Middleton backs off Trust Act support
Miller says Mar yland will not be a sanctuary state
Whether Maryland should become a “sanctuary state” where undocumented immigrants have legal protections under the law became a talking point in Southern Maryland over the last few weeks because of the Law Enforcement and Government Trust act that was introduced into the Maryland General Assembly.
The law would prevent government officials and law enforcement on local and state levels from taking specific actions for the purpose of immigration enforcement and would prevent local
and state law enforcement from searching, arresting and detaining individuals for any suspected immigration violation.
Many in the community felt the bill would have made Maryland into a de facto sanctuary state without directly stating it in the legislation, including U.S. Attorney General Jeff Sessions, who threatened to take away federal funding from sanctuary states across the countr y.
The Trust Act passed through the House of Delegates in late March, but has not had a second reading in the Senate. Though he was originally a co-sponsor of the bill, Sen. Thomas “Mac” Middleton (D-Charles) said he removed his name from the bill because of concerns from the Charles County Sheriff’s Office and Charles County State’s Attorney’s Office.
“They told me that it could affect the way that they do their jobs negatively,” Middleton said. “And I told them I could not support the bill as currently written if it had a negative effect on them.”
There was a provision in the bill aimed at hampering any sort of racial profiling of immigrants from law enforcement and government officials, Middleton said. That provision was “of a concern” to law enforcement in Charles County, he said.
Senate President Thomas Mike V. Miller Jr. (D-Charles, Calvert, Prince George’s) has spoken out against the bill in the past and is in stern opposition of the state becoming a sanctuary state. At the Charles County Chamber of Commerce’s legislative breakfast in early March, Miller said, “Maryland is not going to be a sanctuary state,” in reference to a question addressing the Trust Act.
Middleton said he, county officials and law enforcement are all against racially profiling individuals based on their background and skin color. And there are undocumented immigrants in the country who are in danger of being removed and separated from their families, he said, so the Trust Act was worth the discussion.
However, he said, before a bill like that is passed, there needs to be some sort of “immigration reform” at the federal level with a new and robust immigration policy. Immigration laws need to be more specific, he said, when it comes to the documentation immigrants need to present and have prepared.

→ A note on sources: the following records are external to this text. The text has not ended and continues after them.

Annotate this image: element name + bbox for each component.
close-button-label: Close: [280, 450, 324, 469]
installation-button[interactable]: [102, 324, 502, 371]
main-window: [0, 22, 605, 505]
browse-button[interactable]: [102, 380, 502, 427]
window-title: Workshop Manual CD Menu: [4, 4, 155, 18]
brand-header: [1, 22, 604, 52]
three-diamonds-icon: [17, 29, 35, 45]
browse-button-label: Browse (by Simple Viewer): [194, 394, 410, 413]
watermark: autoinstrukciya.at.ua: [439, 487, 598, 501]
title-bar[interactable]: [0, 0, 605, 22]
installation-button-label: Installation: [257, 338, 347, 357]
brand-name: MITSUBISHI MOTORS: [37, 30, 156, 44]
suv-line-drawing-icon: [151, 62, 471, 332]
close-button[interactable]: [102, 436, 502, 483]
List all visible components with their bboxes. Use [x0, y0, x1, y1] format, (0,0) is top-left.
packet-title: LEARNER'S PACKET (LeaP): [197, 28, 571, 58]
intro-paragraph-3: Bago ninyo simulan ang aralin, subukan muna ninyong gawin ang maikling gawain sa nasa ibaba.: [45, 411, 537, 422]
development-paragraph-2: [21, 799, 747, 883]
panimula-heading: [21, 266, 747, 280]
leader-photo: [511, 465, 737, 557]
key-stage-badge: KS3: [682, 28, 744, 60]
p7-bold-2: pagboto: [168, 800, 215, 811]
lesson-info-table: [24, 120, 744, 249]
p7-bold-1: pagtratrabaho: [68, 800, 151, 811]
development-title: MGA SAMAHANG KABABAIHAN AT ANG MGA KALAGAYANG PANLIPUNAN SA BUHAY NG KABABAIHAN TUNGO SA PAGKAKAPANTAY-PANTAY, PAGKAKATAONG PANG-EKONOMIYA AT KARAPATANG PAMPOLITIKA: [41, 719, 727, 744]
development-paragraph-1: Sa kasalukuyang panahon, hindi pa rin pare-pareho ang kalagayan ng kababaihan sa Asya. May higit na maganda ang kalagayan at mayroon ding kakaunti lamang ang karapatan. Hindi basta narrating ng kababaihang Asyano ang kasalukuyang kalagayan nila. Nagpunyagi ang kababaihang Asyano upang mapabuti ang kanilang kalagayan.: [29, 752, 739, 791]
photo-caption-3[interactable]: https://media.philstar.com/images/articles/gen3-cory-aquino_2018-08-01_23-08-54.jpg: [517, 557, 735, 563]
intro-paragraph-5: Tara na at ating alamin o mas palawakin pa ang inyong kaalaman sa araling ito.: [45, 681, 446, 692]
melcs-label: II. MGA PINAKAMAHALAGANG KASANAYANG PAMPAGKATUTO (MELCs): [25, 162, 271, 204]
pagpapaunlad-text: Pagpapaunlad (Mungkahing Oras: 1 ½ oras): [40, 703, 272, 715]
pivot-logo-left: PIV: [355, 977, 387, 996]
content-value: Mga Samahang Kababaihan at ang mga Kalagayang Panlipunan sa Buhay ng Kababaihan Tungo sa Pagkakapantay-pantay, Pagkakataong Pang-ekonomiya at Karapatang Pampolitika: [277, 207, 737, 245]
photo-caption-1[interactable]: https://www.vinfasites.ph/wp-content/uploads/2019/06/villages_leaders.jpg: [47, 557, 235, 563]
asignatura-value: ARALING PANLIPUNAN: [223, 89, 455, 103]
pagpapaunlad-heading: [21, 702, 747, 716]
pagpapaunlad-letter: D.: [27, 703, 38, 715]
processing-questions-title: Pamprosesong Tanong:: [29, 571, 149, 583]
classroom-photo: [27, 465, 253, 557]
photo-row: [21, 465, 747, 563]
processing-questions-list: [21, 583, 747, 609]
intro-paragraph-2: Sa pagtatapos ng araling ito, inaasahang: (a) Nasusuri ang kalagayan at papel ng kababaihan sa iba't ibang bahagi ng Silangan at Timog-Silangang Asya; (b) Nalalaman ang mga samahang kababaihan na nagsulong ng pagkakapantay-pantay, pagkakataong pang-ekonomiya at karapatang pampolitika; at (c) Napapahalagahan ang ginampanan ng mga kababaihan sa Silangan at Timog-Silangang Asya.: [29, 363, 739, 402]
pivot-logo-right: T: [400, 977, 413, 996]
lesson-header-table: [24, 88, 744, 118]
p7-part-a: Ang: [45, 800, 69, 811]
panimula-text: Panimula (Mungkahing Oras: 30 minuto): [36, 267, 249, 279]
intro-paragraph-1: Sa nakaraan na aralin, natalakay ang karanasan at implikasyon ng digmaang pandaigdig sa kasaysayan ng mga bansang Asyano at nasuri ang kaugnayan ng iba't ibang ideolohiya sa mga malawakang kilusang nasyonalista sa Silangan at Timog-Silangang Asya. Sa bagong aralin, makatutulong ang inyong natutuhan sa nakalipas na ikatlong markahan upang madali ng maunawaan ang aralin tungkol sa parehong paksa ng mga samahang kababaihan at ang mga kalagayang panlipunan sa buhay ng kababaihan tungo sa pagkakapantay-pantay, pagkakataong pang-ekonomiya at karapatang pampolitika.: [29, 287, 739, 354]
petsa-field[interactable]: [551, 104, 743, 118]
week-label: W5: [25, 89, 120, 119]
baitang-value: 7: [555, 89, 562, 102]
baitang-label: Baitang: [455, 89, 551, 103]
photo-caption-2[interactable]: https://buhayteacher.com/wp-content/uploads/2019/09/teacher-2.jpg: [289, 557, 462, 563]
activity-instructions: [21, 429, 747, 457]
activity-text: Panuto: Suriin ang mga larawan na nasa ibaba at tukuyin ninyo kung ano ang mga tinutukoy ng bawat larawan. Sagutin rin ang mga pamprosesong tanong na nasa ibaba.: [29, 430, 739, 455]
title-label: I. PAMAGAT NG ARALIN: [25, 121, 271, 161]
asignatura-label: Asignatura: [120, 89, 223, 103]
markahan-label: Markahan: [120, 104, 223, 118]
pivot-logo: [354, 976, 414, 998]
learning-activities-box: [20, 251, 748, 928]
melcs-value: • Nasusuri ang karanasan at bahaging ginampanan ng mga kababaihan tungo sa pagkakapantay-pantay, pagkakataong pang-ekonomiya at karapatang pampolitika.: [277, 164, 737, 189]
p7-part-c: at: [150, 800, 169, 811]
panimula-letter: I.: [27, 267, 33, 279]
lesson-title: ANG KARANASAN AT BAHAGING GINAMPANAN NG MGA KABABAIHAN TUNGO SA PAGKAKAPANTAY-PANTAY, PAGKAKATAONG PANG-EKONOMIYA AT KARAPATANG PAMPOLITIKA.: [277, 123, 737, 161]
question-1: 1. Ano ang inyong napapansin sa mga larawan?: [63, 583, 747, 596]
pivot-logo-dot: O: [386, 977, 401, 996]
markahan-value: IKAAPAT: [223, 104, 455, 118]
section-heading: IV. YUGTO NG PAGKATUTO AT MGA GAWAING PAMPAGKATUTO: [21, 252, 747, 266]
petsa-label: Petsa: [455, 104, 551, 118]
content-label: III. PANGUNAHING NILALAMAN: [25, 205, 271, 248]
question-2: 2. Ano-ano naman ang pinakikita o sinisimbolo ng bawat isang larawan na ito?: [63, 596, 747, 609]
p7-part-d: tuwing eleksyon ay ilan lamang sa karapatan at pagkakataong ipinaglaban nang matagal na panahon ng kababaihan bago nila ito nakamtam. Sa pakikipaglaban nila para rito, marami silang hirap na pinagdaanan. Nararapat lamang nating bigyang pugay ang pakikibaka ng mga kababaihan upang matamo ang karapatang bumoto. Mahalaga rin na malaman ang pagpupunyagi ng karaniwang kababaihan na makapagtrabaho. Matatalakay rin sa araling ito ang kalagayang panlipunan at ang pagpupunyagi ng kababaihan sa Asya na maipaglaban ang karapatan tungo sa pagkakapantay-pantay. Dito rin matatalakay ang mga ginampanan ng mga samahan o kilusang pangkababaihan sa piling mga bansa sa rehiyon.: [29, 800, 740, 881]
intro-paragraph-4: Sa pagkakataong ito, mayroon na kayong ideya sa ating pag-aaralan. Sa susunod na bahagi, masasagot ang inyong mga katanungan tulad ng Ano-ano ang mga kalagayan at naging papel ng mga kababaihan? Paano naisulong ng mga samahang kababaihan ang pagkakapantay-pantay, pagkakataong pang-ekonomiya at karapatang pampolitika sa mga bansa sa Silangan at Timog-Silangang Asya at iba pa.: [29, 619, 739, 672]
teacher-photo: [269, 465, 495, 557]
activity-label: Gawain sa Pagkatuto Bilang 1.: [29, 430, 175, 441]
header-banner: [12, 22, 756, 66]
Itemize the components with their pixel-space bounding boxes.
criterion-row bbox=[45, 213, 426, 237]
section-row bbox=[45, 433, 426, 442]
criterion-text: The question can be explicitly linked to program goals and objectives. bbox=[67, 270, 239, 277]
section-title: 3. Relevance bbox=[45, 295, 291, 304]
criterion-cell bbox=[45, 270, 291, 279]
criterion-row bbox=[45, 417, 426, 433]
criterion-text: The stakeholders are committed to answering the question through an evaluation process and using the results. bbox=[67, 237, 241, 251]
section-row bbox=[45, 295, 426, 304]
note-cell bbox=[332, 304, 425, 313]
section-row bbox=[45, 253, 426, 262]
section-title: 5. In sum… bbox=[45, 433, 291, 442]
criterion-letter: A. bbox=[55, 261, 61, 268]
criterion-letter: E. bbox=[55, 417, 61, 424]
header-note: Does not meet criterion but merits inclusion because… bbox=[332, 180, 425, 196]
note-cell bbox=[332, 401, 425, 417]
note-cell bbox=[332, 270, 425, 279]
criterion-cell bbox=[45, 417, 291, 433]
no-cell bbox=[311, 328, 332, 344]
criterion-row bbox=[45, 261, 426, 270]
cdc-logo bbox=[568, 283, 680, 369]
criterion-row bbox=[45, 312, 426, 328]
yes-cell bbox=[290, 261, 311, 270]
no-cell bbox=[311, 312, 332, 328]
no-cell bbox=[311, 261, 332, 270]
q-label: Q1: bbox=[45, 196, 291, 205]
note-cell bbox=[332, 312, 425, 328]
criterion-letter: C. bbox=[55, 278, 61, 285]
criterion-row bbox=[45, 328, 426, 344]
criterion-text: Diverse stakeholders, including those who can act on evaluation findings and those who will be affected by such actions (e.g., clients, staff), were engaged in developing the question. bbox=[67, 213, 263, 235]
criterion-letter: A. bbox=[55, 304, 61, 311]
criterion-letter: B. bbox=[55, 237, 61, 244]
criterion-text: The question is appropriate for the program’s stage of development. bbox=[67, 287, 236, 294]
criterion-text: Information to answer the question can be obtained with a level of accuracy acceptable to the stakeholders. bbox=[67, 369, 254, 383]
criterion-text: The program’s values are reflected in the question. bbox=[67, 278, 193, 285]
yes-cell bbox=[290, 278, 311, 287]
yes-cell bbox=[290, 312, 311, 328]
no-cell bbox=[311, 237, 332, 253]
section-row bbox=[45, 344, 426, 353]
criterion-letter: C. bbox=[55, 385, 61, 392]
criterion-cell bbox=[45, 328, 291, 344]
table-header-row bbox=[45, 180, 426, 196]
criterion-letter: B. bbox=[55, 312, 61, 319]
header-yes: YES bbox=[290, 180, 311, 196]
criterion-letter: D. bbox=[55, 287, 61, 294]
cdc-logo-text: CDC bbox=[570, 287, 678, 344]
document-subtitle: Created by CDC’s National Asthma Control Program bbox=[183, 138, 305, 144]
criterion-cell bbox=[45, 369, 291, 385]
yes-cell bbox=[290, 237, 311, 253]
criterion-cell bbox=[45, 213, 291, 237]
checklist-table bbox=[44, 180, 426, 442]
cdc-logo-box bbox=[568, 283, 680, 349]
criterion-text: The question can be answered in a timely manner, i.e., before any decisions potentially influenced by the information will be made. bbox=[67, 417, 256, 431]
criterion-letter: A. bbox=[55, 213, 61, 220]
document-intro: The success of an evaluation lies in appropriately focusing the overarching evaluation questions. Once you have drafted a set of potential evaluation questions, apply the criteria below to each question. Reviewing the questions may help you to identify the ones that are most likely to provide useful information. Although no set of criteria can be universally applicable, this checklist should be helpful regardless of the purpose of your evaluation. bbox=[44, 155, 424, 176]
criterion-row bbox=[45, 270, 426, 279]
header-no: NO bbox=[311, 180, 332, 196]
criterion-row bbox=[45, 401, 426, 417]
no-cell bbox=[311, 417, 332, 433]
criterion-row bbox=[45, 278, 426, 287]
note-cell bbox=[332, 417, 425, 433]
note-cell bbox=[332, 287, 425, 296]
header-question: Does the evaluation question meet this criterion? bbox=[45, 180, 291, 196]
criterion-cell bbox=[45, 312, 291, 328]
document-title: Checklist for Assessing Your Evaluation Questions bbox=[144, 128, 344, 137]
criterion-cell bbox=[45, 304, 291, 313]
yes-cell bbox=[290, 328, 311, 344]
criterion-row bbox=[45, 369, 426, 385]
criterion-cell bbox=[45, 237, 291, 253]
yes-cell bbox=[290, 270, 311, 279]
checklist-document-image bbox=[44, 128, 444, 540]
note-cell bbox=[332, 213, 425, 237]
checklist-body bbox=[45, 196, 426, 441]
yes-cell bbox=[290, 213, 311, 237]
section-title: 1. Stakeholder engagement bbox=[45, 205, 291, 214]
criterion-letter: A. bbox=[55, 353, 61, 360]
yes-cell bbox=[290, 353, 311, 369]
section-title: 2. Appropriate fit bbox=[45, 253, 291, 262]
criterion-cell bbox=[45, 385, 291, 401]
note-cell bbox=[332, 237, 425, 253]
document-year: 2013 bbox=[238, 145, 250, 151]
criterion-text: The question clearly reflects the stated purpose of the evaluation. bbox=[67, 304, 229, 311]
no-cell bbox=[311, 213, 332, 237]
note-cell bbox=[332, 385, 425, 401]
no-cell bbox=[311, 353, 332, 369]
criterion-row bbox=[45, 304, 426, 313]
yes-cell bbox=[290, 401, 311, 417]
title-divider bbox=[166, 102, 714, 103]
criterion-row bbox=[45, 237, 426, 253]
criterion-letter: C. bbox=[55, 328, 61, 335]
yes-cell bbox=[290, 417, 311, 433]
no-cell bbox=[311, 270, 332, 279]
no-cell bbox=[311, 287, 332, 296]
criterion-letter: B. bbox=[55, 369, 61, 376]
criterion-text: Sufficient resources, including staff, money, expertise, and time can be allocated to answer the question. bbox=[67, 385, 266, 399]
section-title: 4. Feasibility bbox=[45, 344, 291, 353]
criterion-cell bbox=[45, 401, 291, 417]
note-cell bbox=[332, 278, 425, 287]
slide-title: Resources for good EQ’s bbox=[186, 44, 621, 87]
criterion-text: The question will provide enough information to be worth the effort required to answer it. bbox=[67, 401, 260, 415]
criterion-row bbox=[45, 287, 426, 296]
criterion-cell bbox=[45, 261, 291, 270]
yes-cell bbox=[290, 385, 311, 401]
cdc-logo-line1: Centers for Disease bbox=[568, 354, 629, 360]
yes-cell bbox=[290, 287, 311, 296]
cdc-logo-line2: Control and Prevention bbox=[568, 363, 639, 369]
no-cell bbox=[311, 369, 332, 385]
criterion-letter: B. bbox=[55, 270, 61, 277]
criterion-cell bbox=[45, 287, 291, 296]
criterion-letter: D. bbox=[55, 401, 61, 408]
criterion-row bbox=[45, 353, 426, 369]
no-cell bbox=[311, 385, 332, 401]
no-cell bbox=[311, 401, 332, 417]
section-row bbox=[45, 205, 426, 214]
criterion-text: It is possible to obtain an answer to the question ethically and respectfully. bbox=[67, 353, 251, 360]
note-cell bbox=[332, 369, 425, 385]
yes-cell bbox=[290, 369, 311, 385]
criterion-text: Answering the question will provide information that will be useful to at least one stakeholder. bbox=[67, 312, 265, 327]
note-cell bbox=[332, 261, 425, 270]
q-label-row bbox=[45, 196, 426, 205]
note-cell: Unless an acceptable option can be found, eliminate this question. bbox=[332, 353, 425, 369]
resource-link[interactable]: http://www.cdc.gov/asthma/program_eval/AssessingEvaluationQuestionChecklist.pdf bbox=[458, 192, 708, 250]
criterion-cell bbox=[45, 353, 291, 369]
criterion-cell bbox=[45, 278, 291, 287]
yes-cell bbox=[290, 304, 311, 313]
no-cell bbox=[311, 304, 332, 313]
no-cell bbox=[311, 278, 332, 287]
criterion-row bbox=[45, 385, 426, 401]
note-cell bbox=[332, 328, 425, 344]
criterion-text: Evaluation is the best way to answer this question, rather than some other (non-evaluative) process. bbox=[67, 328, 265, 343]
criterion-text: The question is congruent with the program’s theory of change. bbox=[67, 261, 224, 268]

Del. Sally Jameson (D-Charles) supported the Trust Act along with the house, but said she did not expect the bill to move out of the senate. It was worth a discussion, she said, but there were too many people who thought it was a sanctuary bill.
“I don’t know that I saw it as a true sanctuary bill. I saw that it further protected everybody’s Fourth Amendment rights,” Jameson said. “I think it was worth the conversation.”
Though the bill will have little traction, Jameson said she is not disappointed with the results. There is a possibility, she said, that the discussion could be tabled for another time.
“Around here, we very seldom pass things on the first go round,” she said.
Charles County Delegation Chairwoman Del. Edith Patterson (D-Charles) said she was happy with the conversation as well, but was disappointed to see that the bill was not gaining support from the senate.
Law enforcement must follow due process with everyone, she said, and it is a “simple fact” that there are people in the country who are good citizens and hard working that have no chance of becoming legalized and live safely within the country’s borders.
The bill was not targeting any specific immigrant or race, she said, but rather sought to strengthen constitutional rights of individuals living in the state. Whether that makes the state a “sanctuary,” she said, is of little concern to her.
“My whole focus is to take fear away from people who are here,” Patterson said. “People are afraid to go get services, get healthcare, enroll their children in school. I’m going to leave it up to the justice department to say if they view Maryland as a sanctuary state.”